Waterfront South is the most polluted neighborhood in Camden, a former industrial center that’s home to more than 100 contaminated sites. Abandoned and operating smokestacks dot the city’s landscape, spewing out pollutants that force residents to breathe some of the unhealthiest air in the country.

AP’s analysis of government data found that seven Camden neighborhoods rank among the top 1 percent in the nation in the long-term health risk posed by industrial air pollution. All seven are majority black and Hispanic.

Windows closed
Melvin R. “Randy” Primas, a former mayor who is now the city’s chief operating officer, says Camden residents can’t open their windows in the summer because of the odors. “That is why we offered free indoor air filters to all the residents,” he said.

Primas, who was mayor when the county’s trash-to-steam generator was built in Waterfront South, said local officials are doing all they can to protect residents’ health and to revitalize the area without bringing in new pollution.

But he said that Waterfront South residents must understand that “the neighborhood that they are living in is the industrial corridor for Camden. If you look at what has been there for 100 years, it’s major industry.”

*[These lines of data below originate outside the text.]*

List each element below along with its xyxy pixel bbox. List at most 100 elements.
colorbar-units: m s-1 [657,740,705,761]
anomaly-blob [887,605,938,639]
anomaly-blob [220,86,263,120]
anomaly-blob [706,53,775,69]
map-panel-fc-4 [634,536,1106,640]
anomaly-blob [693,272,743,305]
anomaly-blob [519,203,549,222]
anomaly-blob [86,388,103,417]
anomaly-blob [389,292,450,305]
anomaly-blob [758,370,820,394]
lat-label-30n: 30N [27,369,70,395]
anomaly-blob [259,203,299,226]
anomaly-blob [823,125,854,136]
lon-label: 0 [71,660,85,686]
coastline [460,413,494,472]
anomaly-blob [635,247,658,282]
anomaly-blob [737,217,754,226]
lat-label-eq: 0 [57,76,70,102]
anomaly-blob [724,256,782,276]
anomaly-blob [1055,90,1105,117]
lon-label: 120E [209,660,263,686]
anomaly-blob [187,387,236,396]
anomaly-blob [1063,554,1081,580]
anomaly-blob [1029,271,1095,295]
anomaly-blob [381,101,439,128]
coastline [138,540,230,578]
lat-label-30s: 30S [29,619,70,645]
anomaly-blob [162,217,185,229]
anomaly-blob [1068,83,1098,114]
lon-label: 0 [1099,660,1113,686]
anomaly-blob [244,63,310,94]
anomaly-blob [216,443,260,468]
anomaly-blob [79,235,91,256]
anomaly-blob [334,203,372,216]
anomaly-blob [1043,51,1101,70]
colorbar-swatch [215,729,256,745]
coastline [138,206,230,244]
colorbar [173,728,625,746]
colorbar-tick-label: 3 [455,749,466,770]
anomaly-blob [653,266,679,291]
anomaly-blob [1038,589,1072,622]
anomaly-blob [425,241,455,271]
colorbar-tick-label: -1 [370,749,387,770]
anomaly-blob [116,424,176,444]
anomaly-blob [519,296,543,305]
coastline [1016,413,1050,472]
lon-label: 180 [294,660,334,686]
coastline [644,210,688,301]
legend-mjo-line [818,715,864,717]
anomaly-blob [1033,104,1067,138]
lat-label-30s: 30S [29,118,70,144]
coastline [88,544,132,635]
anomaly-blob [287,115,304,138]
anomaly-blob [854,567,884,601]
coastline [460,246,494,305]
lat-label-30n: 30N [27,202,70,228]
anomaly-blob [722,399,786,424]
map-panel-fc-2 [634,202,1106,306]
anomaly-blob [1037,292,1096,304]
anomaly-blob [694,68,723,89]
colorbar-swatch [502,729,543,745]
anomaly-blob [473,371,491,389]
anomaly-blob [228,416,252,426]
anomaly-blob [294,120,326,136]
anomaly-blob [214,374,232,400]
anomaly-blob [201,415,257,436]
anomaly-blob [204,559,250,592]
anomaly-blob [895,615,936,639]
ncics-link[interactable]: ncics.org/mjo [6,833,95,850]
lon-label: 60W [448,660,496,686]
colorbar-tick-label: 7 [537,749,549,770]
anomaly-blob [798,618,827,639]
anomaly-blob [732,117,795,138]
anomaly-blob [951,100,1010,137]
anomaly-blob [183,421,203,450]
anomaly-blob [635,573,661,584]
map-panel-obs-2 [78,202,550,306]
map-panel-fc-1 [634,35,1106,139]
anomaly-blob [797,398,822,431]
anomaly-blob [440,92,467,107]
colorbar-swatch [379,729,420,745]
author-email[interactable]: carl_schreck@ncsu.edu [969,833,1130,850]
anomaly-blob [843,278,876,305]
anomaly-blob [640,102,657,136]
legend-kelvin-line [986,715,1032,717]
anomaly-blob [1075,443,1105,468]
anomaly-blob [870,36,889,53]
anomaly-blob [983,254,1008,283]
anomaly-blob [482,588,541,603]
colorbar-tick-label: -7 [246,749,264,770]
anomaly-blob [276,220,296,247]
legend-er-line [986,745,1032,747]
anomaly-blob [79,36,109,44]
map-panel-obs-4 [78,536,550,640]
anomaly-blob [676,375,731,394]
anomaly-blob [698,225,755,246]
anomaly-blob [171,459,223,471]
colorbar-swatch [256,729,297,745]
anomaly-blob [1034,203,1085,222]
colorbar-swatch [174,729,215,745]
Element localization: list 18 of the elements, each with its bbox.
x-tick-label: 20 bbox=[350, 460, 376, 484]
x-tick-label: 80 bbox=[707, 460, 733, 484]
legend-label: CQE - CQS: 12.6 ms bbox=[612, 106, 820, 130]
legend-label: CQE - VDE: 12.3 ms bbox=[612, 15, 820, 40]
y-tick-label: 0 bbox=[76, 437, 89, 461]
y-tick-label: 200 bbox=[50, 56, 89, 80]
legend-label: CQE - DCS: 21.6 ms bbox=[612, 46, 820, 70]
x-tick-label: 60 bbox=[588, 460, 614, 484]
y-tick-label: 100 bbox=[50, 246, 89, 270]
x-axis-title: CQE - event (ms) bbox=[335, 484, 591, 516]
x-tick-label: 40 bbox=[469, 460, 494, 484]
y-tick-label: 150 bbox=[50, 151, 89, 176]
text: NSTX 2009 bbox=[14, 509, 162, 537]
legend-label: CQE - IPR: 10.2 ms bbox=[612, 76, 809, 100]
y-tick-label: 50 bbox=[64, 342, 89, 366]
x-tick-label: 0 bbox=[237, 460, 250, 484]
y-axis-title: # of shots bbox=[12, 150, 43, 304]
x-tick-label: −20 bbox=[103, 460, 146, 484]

In the past five years, the state Department of Environmental Protection has issued more than 700 permits for air emissions in the city of Camden, ranging from school boilers to a metal alloy manufacturer that annually emits hundreds of pounds of chromium, a cancer-causing metal.

“The DEP has had no qualms about continuing to issue air permits for every facility in Waterfront South, without ever considering whether there is already such a high concentration of industry that it’s not safe to put more in,” said Olga Pomar, the legal services attorney who filed the lawsuit over the cement plant.

No new permits since 2002
DEP Commissioner Bradley Campbell said his agency hasn’t issued any emission permits for major new facilities in Waterfront South since 2002. “We’ve recognized the long-standing environmental neglect of Camden, particularly the Waterfront South area,” he said.

Campbell said the agency also has stepped up environmental enforcement and is developing a plan to mitigate the impact of pollution.

In the legal battle over the cement plant, residents won a victory in 2001 when a federal judge ruled they had been victims of racial discrimination. But legal setbacks followed and they now must prove— if the case goes to trial — that the state intentionally discriminated against them. “It’s a very hard standard,” Pomar said.

Still, their lawsuit over the sewage treatment plant produced a settlement in 1998 and $5 million in odor controls. And their protests helped persuade the city to reroute many diesel trucks that once clogged their neighborhood.

“You’re fighting along, you never stop, but you don’t see a huge blinding light at the end of your tunnel,” said the Rev. Michael Doyle, a priest for the past 30 years at Sacred Heart Catholic Church in Waterfront South. “You see little candles.”